Pour comprendre le fonctionnement réel de la prison, sous
son dysfonctionnement apparent, et son succès profond sous
ses échecs de surface, il faut sans doute remonter à
ces instances de contrôle parapénales dans lesquelles
elle a figuré, comme on l'a vu au XVIIe et surtout au XVIIIe
siècle.
Dans ces instances, l'enfermement joue un rôle qui comporte
trois caractères distincts :
- il intervient, dans la distribution spatiale des individus, par
l'emprisonnement temporaire des mendiants et des vagabonds. Sans
doute des ordonnances (fin XVIIe et XVIIIe siècle) les condamnent-elles
aux galères, du moins en cas de récidive. Mais l'enfermement
reste de fait la punition la plus fréquente. Or, si on les
enferme, c'est moins pour les fixer là où on les retient
que pour les déplacer : leur interdire les villes, les renvoyer
à la campagne, ou encore, les empêcher de rôder
dans une région, les contraindre à aller là
où on peut leur donner du travail.
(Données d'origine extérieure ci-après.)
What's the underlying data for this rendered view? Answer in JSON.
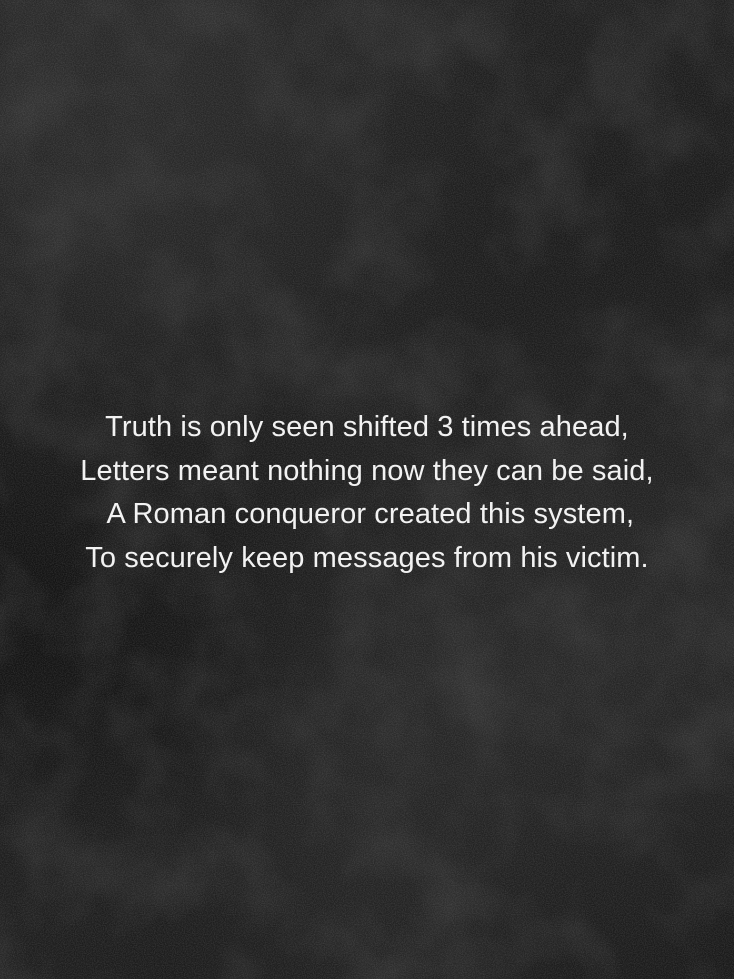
{
  "poem": {
    "lines": [
      "Truth is only seen shifted 3 times ahead,",
      "Letters meant nothing now they can be said,",
      " A Roman conqueror created this system,",
      "To securely keep messages from his victim."
    ]
  },
  "colors": {
    "background": "#1c1c1c",
    "text": "#f2f2f2"
  }
}
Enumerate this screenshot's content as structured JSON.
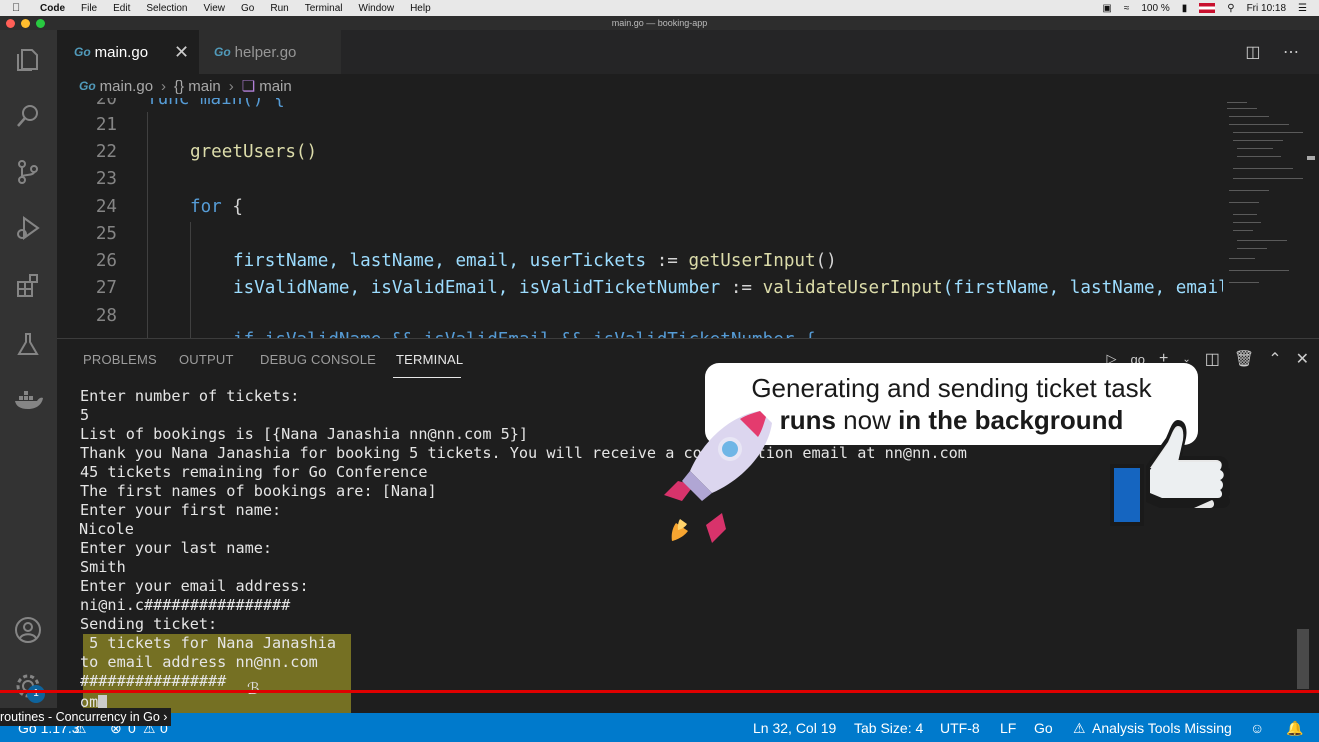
{
  "menubar": {
    "app": "Code",
    "items": [
      "File",
      "Edit",
      "Selection",
      "View",
      "Go",
      "Run",
      "Terminal",
      "Window",
      "Help"
    ],
    "battery": "100 %",
    "clock": "Fri 10:18"
  },
  "window": {
    "title": "main.go — booking-app"
  },
  "tabs": [
    {
      "label": "main.go",
      "go": "Go",
      "active": true
    },
    {
      "label": "helper.go",
      "go": "Go",
      "active": false
    }
  ],
  "breadcrumb": {
    "file": "main.go",
    "func1": "{} main",
    "func2": "main",
    "go": "Go"
  },
  "editor": {
    "lines": [
      {
        "n": "20",
        "text": "func main() {"
      },
      {
        "n": "21",
        "text": ""
      },
      {
        "n": "22",
        "text": "greetUsers()"
      },
      {
        "n": "23",
        "text": ""
      },
      {
        "n": "24",
        "kw": "for",
        "rest": " {"
      },
      {
        "n": "25",
        "text": ""
      },
      {
        "n": "26",
        "vars": "firstName, lastName, email, userTickets",
        "op": " := ",
        "fn": "getUserInput",
        "tail": "()"
      },
      {
        "n": "27",
        "vars": "isValidName, isValidEmail, isValidTicketNumber",
        "op": " := ",
        "fn": "validateUserInput",
        "tail": "(firstName, lastName, email"
      },
      {
        "n": "28",
        "text": ""
      },
      {
        "n": "29",
        "text": "if isValidName && isValidEmail && isValidTicketNumber {"
      }
    ]
  },
  "panel": {
    "tabs": [
      "PROBLEMS",
      "OUTPUT",
      "DEBUG CONSOLE",
      "TERMINAL"
    ],
    "active_tab": "TERMINAL",
    "terminal_name": "go"
  },
  "terminal": {
    "lines": [
      "Enter number of tickets:",
      "5",
      "List of bookings is [{Nana Janashia nn@nn.com 5}]",
      "Thank you Nana Janashia for booking 5 tickets. You will receive a confirmation email at nn@nn.com",
      "45 tickets remaining for Go Conference",
      "The first names of bookings are: [Nana]",
      "Enter your first name:",
      "Nicole",
      "Enter your last name:",
      "Smith",
      "Enter your email address:",
      "ni@ni.c################",
      "Sending ticket:",
      " 5 tickets for Nana Janashia",
      "to email address nn@nn.com",
      "################",
      "om"
    ]
  },
  "callout": {
    "line1": "Generating and sending ticket task",
    "line2_bold1": "runs",
    "line2_mid": " now ",
    "line2_bold2": "in the background"
  },
  "statusbar": {
    "go_version": "Go 1.17.3",
    "errors": "0",
    "warnings": "0",
    "position": "Ln 32, Col 19",
    "tab_size": "Tab Size: 4",
    "encoding": "UTF-8",
    "eol": "LF",
    "language": "Go",
    "analysis": "Analysis Tools Missing"
  },
  "chapter": "routines - Concurrency in Go",
  "settings_badge": "1",
  "colors": {
    "status": "#007acc",
    "progress": "#e00000",
    "highlight": "#beb428"
  }
}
C'est une manière
au moins négative de contrôler leur emplacement par
rapport à l'appareil de production agricole ou manufacturière ;
une manière d'agir sur le flux de population tenant compte
à la fois des nécessités de la production et
du marché de l'emploi ;
- l'enfermement intervient aussi au niveau de la conduite des individus.
Il sanctionne à un niveau infrapénal des manières
de vivre, des types de discours, des projets ou des intentions politiques,
des comportements sexuels, des refus d'autorité, des bravades
à l'opinion, des violences, etc. Bref, il intervient moins
au nom de la loi qu'au nom de l'ordre et de la régularité.
L'irrégulier, l'agité, le dangereux et l'infâme
sont l'objet de l'enfermement. Alors que la pénalité
punit l'infraction, il sanctionne, lui, le désordre ;
- enfin, s'il est vrai qu'il est entre les mains du pouvoir politique,
qu'il échappe totalement ou en partie au contrôle de
la justice réglée (en France, il est presque toujours
décidé par le roi, les ministres, les intendants,
les subdélégués), il n'est pas, tant s'en faut,
l'instrument de l'arbitraire et l'absolutisme. L'étude des
lettres de cachet (à la fois de leur fonctionnement et de
leur motivation) montre qu'elles étaient dans leur extrême
majorité sollicitées par des pères de famille,
des notabilités mineures, des communautés locales,
religieuses, professionnelles contre des individus qui provoquent
pour eux gêne et désordre. La lettre de cachet monte
de bas en haut (sous forme de demande) avant de redescendre l'appareil
du pouvoir sous forme d'un ordre portant le sceau royal. Elle est
l'instrument d'un contrôle local et pour ainsi dire capillaire.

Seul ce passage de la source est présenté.